El aislamiento de los Estados Unidos ha facilitado su movimiento y desarrollo, siendo muy dudoso que hubieran podido vivir y crecer en Europa. La Suiza federal subsiste en verdad en medio de nosotros; pero ¿por qué? porque es pequeña y pobre, porque se alberga en las concavidades de sus montañas, criadero de soldados para los reyes, y término a los paseos de los viajeros.
Separada del mundo antiguo, todavía habita en la soledad la población de los Estados Unidos; sus desiertos son la base de su libertad; pero ya se van alterando las condiciones de su existencia.
Las democracias de Méjico, Colombia, el Perú, Chile y Buenos Aires, por mas turbulentas que aparezcan, constituyen ya un peligro. Cuando solo había cerca de los Estados Unidos colonias de un reino trasatlántico, no era probable ninguna guerra grave; mas ¿cuántas rivalidades no deben temerse ahora? Basta que dos bandos tomen las armas y que se apodere el espíritu militar de los hijos de Washington, para que surja un gran capitán y se siente en el trono, porque la gloria busca coronas.

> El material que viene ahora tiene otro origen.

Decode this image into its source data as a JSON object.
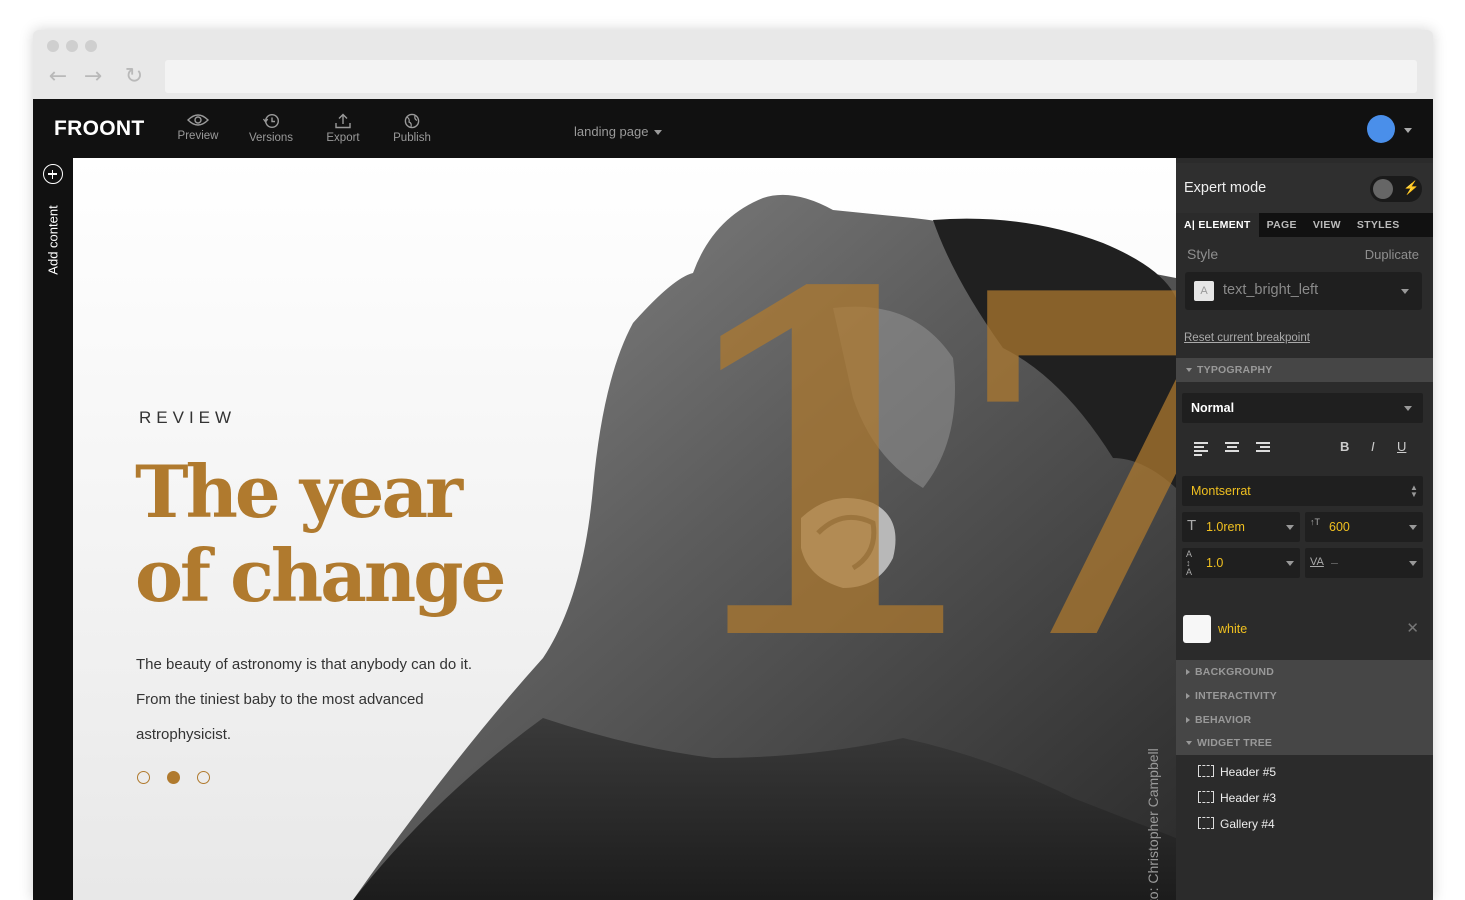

Dejo dicho que los estados del Norte, los del Mediodía y los del Oeste, tienen opuestos intereses, cosa de todos sabida: ahora bien, ¿si aquellos estados rompiesen la unión, se los reduciría por la fuerza de las armas? Considérese qué germen de enemistades se derramarla entonces en él cuerpo social. ¿O acaso conservarían su independencia los estados disidentes? ¿Cuántas discordias no brotarían en ese caso entre los emancipados? Desengarzadas, por decirlo así, las repúblicas de ultramar solo formarían débiles unidades sin ningún peso en la balanza social, so pena de ser alternativamente sojuzgadas por las mas poderosas. Y dejo aparte la grave cuestión de las alianzas y de las intervenciones extranjeras. El Kentuky, habitado por una raza de hombres mas rústica, atrevida y militar, parece que en tal hipótesis seria el que se erigiese en estado conquistador. Y en aquel país, destinado a devorar a los otros, no tardaría en elevarse el poder de uno solo sobre las ruinas del poder de todos.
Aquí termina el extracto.